If Sogee and I were to respond with the amount of dread that was forced upon us by those televisions and the banter among Americans around us, we would have literally boob-blocked Humpty Dumpty and jumped off the wall in his place. Luckily, we've had the chance to prevent complete meltdown with meditation, reality checks, and my parent's kindness to stay with them while we get acclimated to America. 

Our plan is to stay here until after our wedding ceremony in August. Then the plan is to go back home to Los Angeles. I am not sure if it'll play out that easily, but I have a feeling it just might. The film seems to be coming together, so my job here will soon be done. Pretty soon I'll have to face a new city of "not making". Who knows?? Maybe, Sogee and I will go through another set of growing pains there together. As for now, we're here in Pittsford. And aside from the occasional rubber flushing issues, I am having a good time with my wife and parents. 

Manhattan Trip & Film Update


New York was a blast. We stayed with Thomas and Dayana in Brooklyn. Their apartment was close to Prospect Park, so we got to take the F train into the city and catch a bit of above ground sunshine before things went dark. 

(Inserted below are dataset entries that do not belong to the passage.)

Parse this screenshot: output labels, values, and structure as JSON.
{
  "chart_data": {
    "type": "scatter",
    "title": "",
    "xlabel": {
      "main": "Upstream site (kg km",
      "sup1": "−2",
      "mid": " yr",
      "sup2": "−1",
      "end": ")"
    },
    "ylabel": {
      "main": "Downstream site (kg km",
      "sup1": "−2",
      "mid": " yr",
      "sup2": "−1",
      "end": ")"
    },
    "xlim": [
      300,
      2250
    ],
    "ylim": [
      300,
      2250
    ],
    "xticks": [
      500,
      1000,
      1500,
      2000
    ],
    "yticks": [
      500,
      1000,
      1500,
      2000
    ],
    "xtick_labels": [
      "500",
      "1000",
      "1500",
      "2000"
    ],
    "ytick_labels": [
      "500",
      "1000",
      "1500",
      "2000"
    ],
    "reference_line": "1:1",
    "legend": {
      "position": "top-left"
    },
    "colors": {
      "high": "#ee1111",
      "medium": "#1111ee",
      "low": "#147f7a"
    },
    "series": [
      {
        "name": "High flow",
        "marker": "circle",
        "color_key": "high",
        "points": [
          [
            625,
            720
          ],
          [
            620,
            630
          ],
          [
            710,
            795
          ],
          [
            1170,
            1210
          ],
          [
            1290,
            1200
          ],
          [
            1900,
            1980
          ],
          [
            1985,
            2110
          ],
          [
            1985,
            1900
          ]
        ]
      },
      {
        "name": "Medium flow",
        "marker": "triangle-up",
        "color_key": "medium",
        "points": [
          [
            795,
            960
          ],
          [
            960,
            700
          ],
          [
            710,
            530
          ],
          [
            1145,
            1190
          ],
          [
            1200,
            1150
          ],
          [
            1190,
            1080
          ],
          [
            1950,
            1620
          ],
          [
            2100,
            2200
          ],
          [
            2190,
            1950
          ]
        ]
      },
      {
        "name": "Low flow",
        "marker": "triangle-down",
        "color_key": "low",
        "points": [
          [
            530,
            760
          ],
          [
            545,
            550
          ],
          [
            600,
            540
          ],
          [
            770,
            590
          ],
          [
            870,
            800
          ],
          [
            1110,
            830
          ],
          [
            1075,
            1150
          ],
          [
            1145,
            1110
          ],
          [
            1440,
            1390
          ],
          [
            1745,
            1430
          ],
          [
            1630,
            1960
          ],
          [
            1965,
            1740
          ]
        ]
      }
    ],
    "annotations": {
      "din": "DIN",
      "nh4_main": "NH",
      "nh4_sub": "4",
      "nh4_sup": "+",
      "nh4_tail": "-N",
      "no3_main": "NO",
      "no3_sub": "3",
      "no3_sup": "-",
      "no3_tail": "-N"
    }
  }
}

The subway felt much safer than in Los Angeles. There were families aboard at all times of night, and I didn't ever feel threatened or unsafe. That was a surprise compared to earlier visits. New York definitely seems like it is getting safer and safer. 


I spent most of my trip working with Thomas on the film. I thought we were going to be raising money, but we spent a majority of our time on the website and casting. That was fine by me. I like working with actors. 


We got to meet several potential players for the film. They were all very professional, kind, and passionate about the material. That was probably the best part of the trip. They were all excited about the script, and that was an extra boost for both Thomas and I, since we had no idea what the film would sound like read aloud. 


So Gee spent most of her days scouring Soho's jewelry shops for her world domination of the jewelry design business. Occasionally, we got to meet in the evenings to catch a movie or have a bite to eat. In the picture (above), we all decided to see Coraline in 3-D. So Gee was totally into it. I fell asleep, which is not necessarily a reflection of the film, but how hard I've been working lately. 


Thomas worked hard as well. He managed to get everything filmed and put together a little piece for potential investors. He has an incredible reservoir of energy. I think it might be all the martial arts training. That's why I'm working out daily now. Hopefully, that non-stop energizer bunny will be me one day.


When things slowed down in New York, they still seemed fast. I couldn't help but notice that everyone was working when they were relaxing, as you can see from this triple threat of laptops and simultaneous oscar watching. In fact, Thomas and Dayana probably create a lot of time for themselves by not having cable or watching television. We had to all chip in to get the antennas hooked up to the television to watch the end of the Oscars. 


My favorite meal in New York was at Silver Spurs in Union Square. They had this yogurt parfait job with honey. It was way too good. 


So was Franky boy's visit from West Chester. I didn't expect him to make it up, but he did. We got to practice a little jam session, drink some Guiness, and discuss Downtown Harvest and his role in helping us with the music for the film. 

Once I started playing with Frank, it was like no time had passed between us at all. I look forward to how he will help us on the film, and the potential Slipshod record that might come soon after.


By the end of the week, I was feeling great about the potential of the film. I can tell things are going in the right direction. We only have to come up with some creative ways to raise funds. Who knows? Maybe, we will. Maybe, we'll have to hire someone who is better at it than us. I have no idea. Either way, I look forward to seeing what happens.